The last thing I wanted to look at was a theory I had: the sales ceiling has decreased while the sales floor has increased, leaving everything somewhere around equal in the end. So over that 20 year span, I also looked at the orders for the #1 selling comic of each month in the direct market and the #300 most ordered comic. Here's what I found, starting with #1, again normalized for the overall averages and using 6 month rolling averages to further remove noise.

That chart is insane, and frankly, the last three years are straight up wackadoo enough that they kind of break the chart. This, in my opinion, is where we really see the variants and loot crates and what not messing with the data. With a single comic being looked at, I think you could almost argue that the top of the chart's data basically means nothing even when normalized. There are so many jagged ups and downs over the last three years because some months there are loot crate infusions or books with a billion variants (that also happen to be about Star Wars) that these three years aren't really predictors. It even messes up earlier data, because the more predictable nature of #1 performance has been sacrificed to the gods of order gates. So, yeah. Not that interesting. Here's what is interesting.

These are the orders for the #300 ranked comic, normalized for order averages at that position and factoring in six month rolling averages. Look at that incline! Basically, #300 has went from being a complete non-factor back in the day to a relatively strong seller! I mean, in December 2014, #300 performed 103% better than the average. 103%! That's insane!

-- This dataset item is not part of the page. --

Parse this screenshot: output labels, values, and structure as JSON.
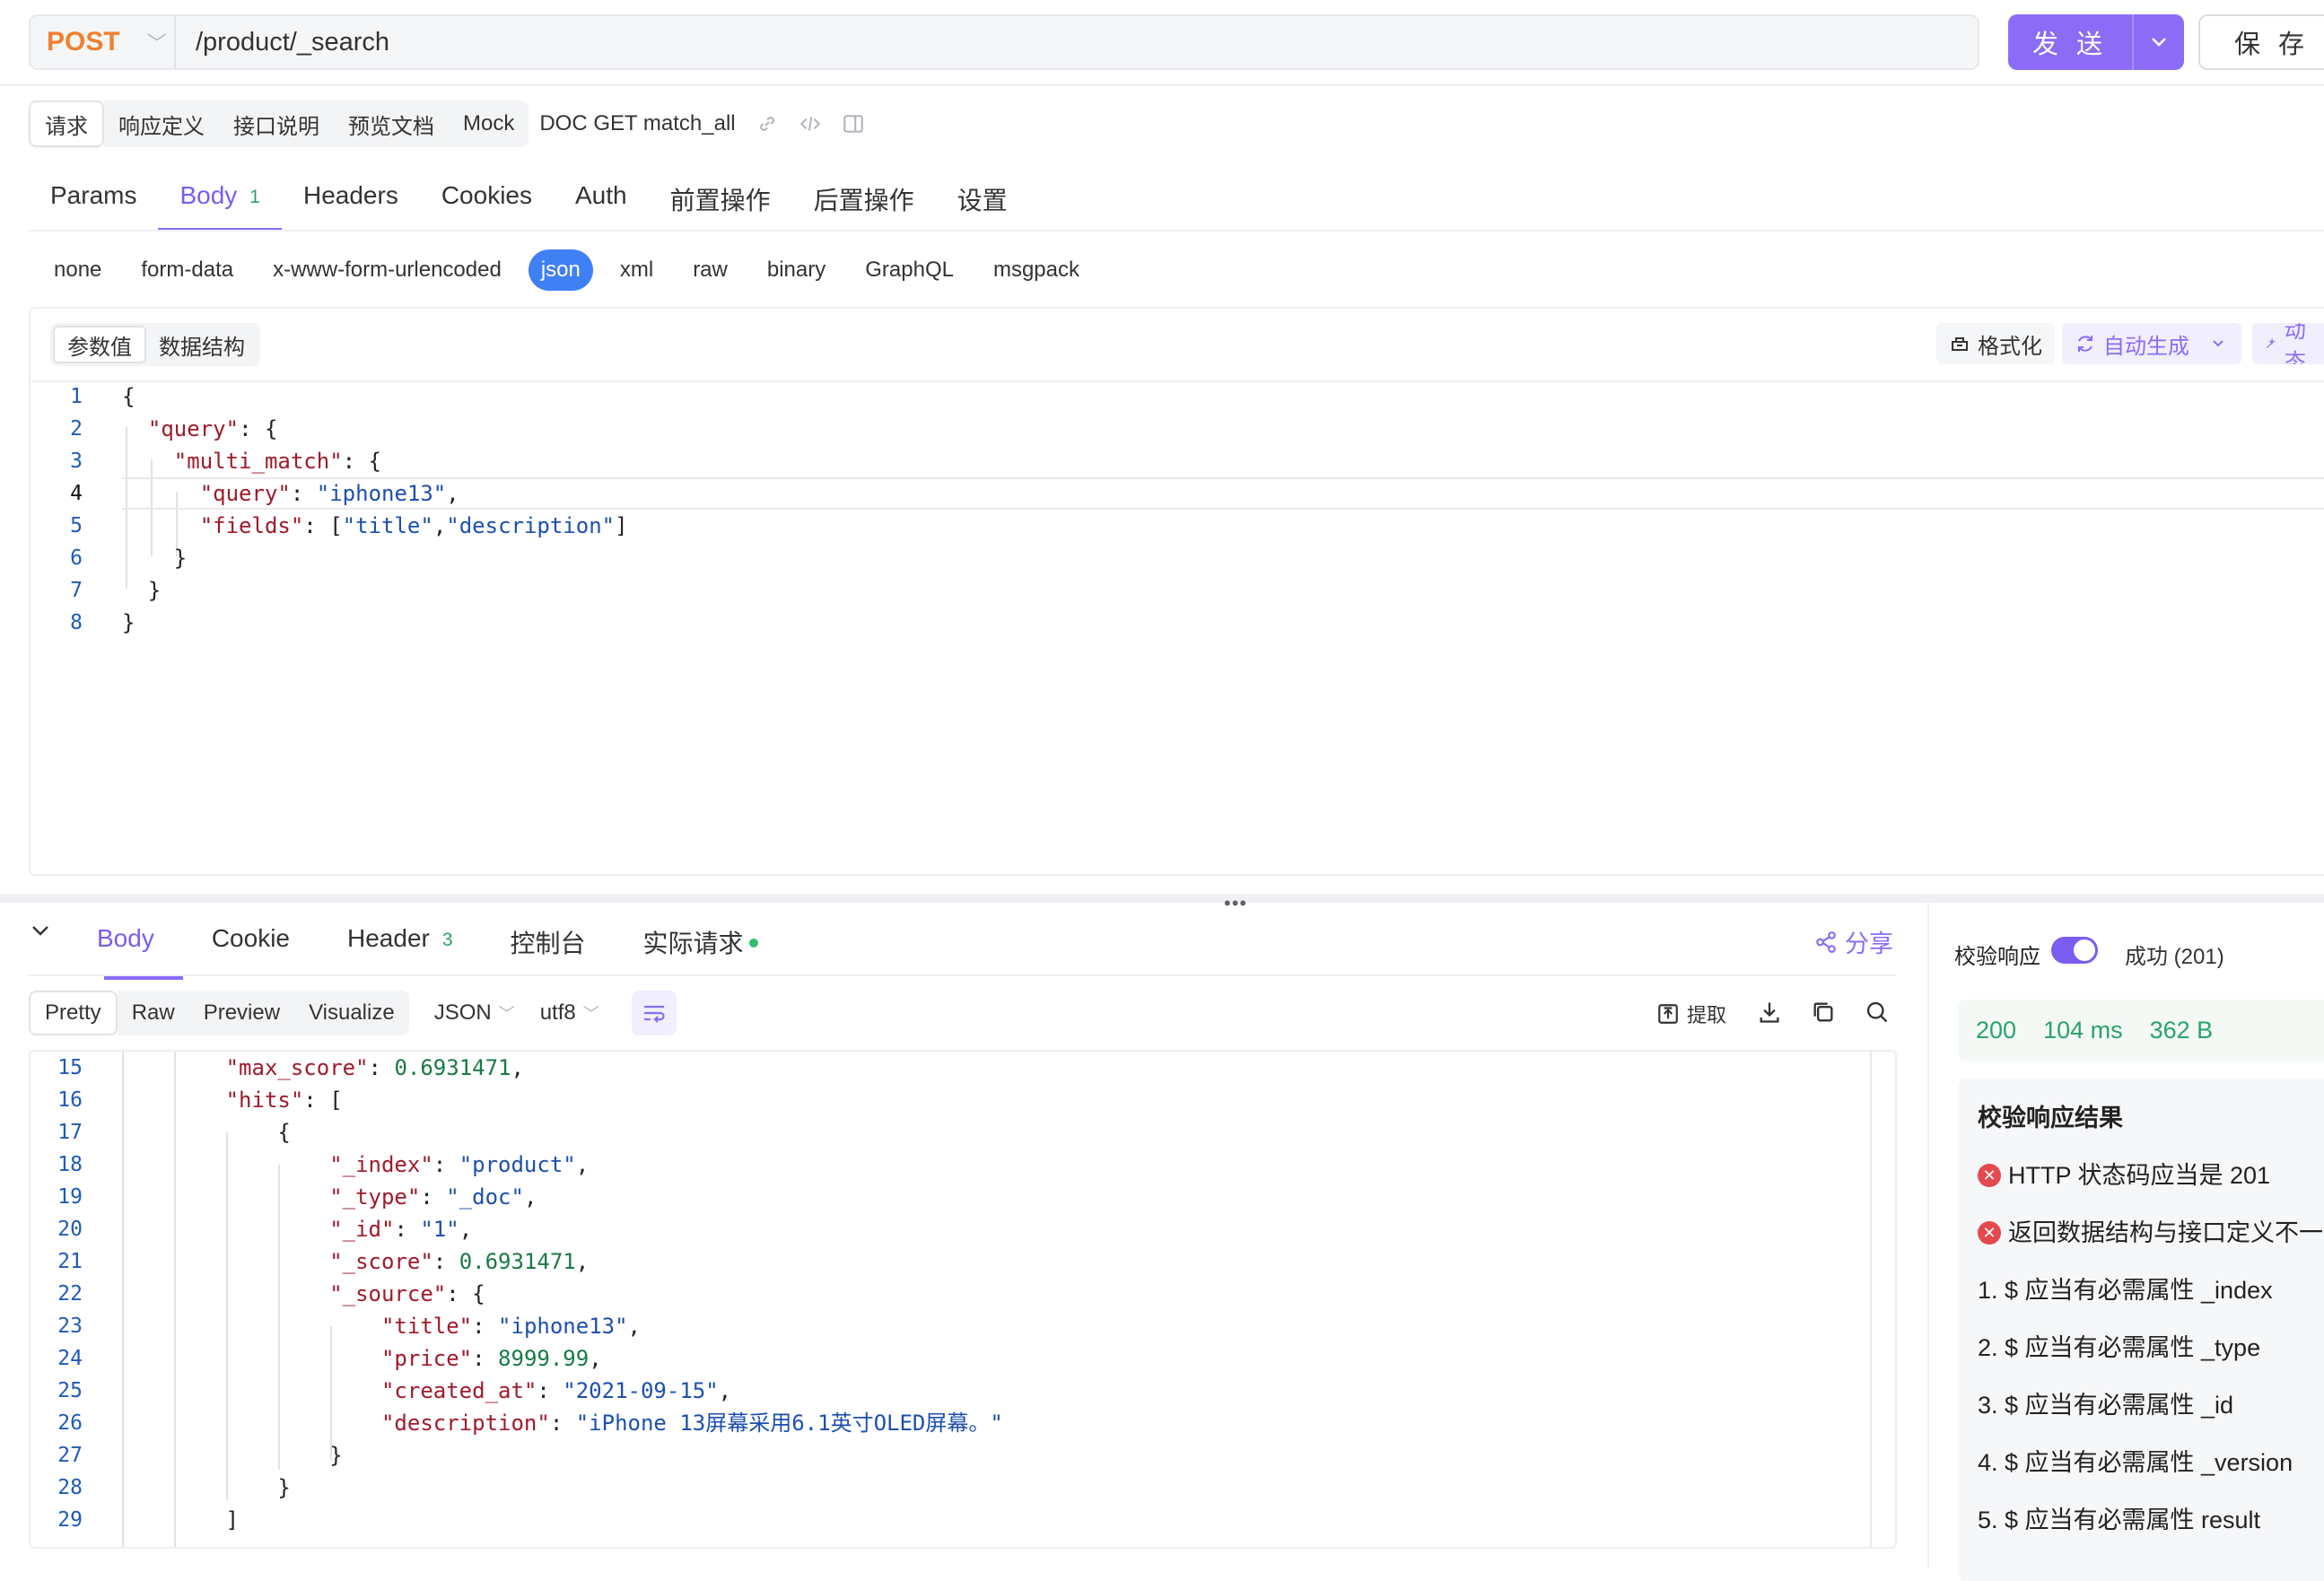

Of course, this is likely a product of the fact there are so many more comics these days. When Marvel and DC are releasing 150 comics combined each month and we've went from barely 300 floppies being released in a month to nearly 500, that floor is going to be lifted. But still, that's a hellacious jump, and showcases that, as I thought, the floor has risen significantly over the past couple decades. While that itself can be an issue - there's an opportunity cost in theory for each additional comic added to the market - increased depth of performance is increased depth in performance. It's a hell of a gain.